The space agency insisted there was nothing to fear, saying: "NASA places a high priority on tracking asteroids and protecting our home planet from them."
The asteroid isn't nearly as large as the 10-kilometer (six-mile) wide object that took out the dinosaurs, but would be large enough to wipe out a large urban area if it were to strike the Earth's surface.
The asteroid will be visible in eastern Europe, Australia and Asia, according to astronomers.

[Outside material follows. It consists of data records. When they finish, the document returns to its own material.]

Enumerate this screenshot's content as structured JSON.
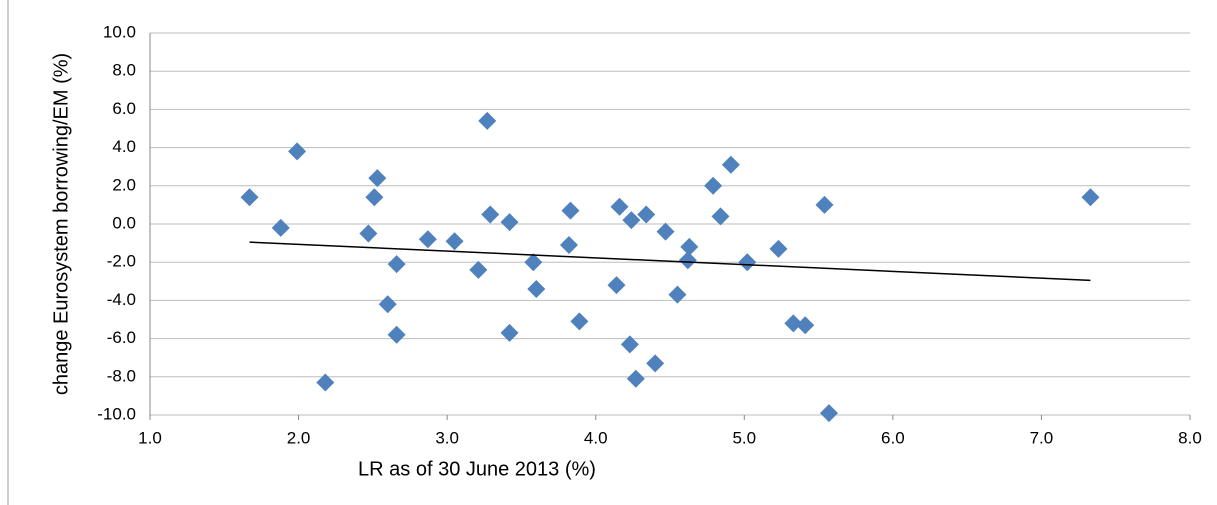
{
  "chart_data": {
    "type": "scatter",
    "x_label": "LR as of 30 June 2013 (%)",
    "y_label": "change Eurosystem borrowing/EM (%)",
    "xlim": [
      1.0,
      8.0
    ],
    "ylim": [
      -10.0,
      10.0
    ],
    "xticks": [
      {
        "value": 1,
        "label": "1.0"
      },
      {
        "value": 2,
        "label": "2.0"
      },
      {
        "value": 3,
        "label": "3.0"
      },
      {
        "value": 4,
        "label": "4.0"
      },
      {
        "value": 5,
        "label": "5.0"
      },
      {
        "value": 6,
        "label": "6.0"
      },
      {
        "value": 7,
        "label": "7.0"
      },
      {
        "value": 8,
        "label": "8.0"
      }
    ],
    "yticks": [
      {
        "value": -10,
        "label": "-10.0"
      },
      {
        "value": -8,
        "label": "-8.0"
      },
      {
        "value": -6,
        "label": "-6.0"
      },
      {
        "value": -4,
        "label": "-4.0"
      },
      {
        "value": -2,
        "label": "-2.0"
      },
      {
        "value": 0,
        "label": "0.0"
      },
      {
        "value": 2,
        "label": "2.0"
      },
      {
        "value": 4,
        "label": "4.0"
      },
      {
        "value": 6,
        "label": "6.0"
      },
      {
        "value": 8,
        "label": "8.0"
      },
      {
        "value": 10,
        "label": "10.0"
      }
    ],
    "grid": true,
    "color": "#4f81bd",
    "x": [
      1.67,
      1.88,
      1.99,
      2.18,
      2.47,
      2.53,
      2.51,
      2.6,
      2.66,
      2.66,
      2.87,
      3.05,
      3.21,
      3.27,
      3.29,
      3.42,
      3.42,
      3.58,
      3.6,
      3.83,
      3.82,
      3.89,
      4.14,
      4.16,
      4.24,
      4.23,
      4.27,
      4.34,
      4.4,
      4.47,
      4.55,
      4.63,
      4.62,
      4.79,
      4.84,
      4.91,
      5.02,
      5.23,
      5.33,
      5.41,
      5.54,
      5.57,
      7.33
    ],
    "values": [
      1.4,
      -0.2,
      3.8,
      -8.3,
      -0.5,
      2.4,
      1.4,
      -4.2,
      -2.1,
      -5.8,
      -0.8,
      -0.9,
      -2.4,
      5.4,
      0.5,
      0.1,
      -5.7,
      -2.0,
      -3.4,
      0.7,
      -1.1,
      -5.1,
      -3.2,
      0.9,
      0.2,
      -6.3,
      -8.1,
      0.5,
      -7.3,
      -0.4,
      -3.7,
      -1.2,
      -1.9,
      2.0,
      0.4,
      3.1,
      -2.0,
      -1.3,
      -5.2,
      -5.3,
      1.0,
      -9.9,
      1.4
    ],
    "trend": {
      "color": "#000000",
      "x": [
        1.67,
        7.33
      ],
      "values": [
        -0.95,
        -2.95
      ]
    }
  }
}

NASA said the flyby will provide a "unique opportunity for researchers to study a near-Earth object up close."
"What you would see through a small telescope would be something like a star, a small point of light... that moved against a background of stars," Tim Spahr, of the Harvard-Smithsonian's Minor Planet Center, said last week.
NASA's Jet Propulsion Laboratory in California planned a half-hour broadcast incorporating real-time animation to show the asteroid's location.
The Goldstone Solar System Radar, located in California's Mojave Desert, was meanwhile poised to take radar images of the asteroid over the coming days to determine its exact size and shape.
The 2012 DA 14 was discovered by chance by astronomers after passing nearby last February.
NASA estimates a smallish asteroid like 2012 DA 14 flies close to the Earth every 40 years on average but only hits our planet once every 1,200 years.
Astronomers have detected some 9,500 celestial bodies of various sizes that pass near Earth, but they estimate that's only a tenth of what's out there.
Even 2012 DA 14 was almost missed last year because of how quickly it passed through the observable sky, according to Jaime Nomen, one of the astronomers who spotted it from the La Sagra observatory in southern Spain.
NASA emphasized last week that it was keeping a careful watch on the skies, including with ever-improving telescopes that make nightly sweeps.
"We've found about 95 percent of those larger asteroids that come close to the Earth," Lindley Johnson, a top official in the space agency's Near-Earth Object Observations Program, said last week.
Smaller objects, like 2012 DA 14, are more numerous and harder to spot, he said, but NASA has found "lots" of them.